Hal tersebut diungkapkan oleh President dan Chief Executive Kamar Dagang dan Industri Dubai, Hamad Bu Amim, dalam World Islamic Economic Forum yang digelar di Dubai, sebagaimana dilansir dari laman the national, Kamis (30/10). Bu Amim menuturkan belum menyatunya standar syariah di Uni Emirat Arab menjadi salah satu kendala yang masih harus dihadapi oleh industri keuangan syariah.
“Saya pikir kami harus menyatukan dewan syariah di Uni Emirat Arab karena kita cukup tertinggal mengenai hal ini. Saya menyadari Uni Emirat Arab terdiri dari negara-negara bagian dan kami harus memperhatikan hal tersebut, namun kami harus melakukannya agar industri keuangan syariah Uni Emirat Arab bisa semakin berkembang,” jelas Bu Amim.
Dalam Islamic Finance Development Report yang disusun oleh Thomson Reuters dan Islamic Development Bank, Uni Emirat Arab menduduki peringkat empat dari 92 negara. Islamic Finance Development Report merupakan laporan tahunan mengenai perkembangan industri keuangan syariah di seluruh dunia. Dalam laporan tersebut, Malaysia ada di peringkat pertama, diikuti oleh Bahrain dan Oman. “Salah satu hal yang negara-negara itu miliki, sementara di Uni Emirat Arab tidak ada adalah dewan syariah yang terpadu,” ujar Bu Amim.
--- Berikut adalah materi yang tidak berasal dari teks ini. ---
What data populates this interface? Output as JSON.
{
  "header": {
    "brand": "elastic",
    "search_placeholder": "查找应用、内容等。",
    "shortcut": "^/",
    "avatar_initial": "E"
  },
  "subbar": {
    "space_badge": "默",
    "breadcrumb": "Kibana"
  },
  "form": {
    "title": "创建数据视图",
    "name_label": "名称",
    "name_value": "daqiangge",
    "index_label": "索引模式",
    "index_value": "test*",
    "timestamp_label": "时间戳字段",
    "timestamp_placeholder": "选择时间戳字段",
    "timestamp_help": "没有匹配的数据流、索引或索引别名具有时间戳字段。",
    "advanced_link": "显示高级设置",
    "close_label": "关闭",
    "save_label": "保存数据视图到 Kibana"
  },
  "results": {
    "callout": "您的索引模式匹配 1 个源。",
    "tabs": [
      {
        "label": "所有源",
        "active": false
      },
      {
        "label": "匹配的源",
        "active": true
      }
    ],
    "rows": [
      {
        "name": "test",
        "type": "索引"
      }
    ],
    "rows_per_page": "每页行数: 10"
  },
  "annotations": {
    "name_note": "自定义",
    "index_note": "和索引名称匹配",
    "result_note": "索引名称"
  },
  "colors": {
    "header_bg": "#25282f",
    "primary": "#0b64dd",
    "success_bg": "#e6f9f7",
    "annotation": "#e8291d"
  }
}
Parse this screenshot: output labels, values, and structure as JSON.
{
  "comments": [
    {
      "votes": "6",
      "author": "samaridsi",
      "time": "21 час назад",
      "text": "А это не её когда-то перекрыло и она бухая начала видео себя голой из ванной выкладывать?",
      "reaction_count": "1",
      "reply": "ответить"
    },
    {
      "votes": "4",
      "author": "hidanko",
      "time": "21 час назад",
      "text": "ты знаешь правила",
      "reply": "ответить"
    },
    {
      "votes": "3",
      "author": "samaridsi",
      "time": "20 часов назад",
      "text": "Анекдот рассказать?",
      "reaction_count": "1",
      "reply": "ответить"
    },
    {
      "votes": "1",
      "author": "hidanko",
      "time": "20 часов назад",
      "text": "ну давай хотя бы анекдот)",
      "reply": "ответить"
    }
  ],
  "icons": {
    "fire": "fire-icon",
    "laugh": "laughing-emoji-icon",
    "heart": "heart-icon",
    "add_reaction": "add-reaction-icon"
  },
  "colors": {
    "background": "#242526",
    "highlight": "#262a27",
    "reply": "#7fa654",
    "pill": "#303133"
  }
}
Baru-baru ini Oman melakukan sentralisasi dewan syariah sebagai salah satu langkah untuk mempercepat proses pengembangan produk keuangan syariah di negara itu. Selain hal tersebut, negara yang baru mengembangkan industri keuangan syariah dua tahun lalu ini juga agresif mengadakan berbagai konferensi dan menerbitkan regulasi untuk mendukung industri keuangan syariah. Baca: Bank Sentral Oman Kini Dilengkapi Dewan Pengawas Syariah
Secara keseluruhan, pertumbuhan aset bank syariah di kawasan Teluk telah melampaui bank konvensional, terutama di Qatar dan Arab Saudi. Di Uni Emirat Arab bank syariah tumbuh rata-rata 16 persen antara 2009-2013, di Qatar tumbuh 28 persen, dan di Arab Saudi tumbuh 17 persen.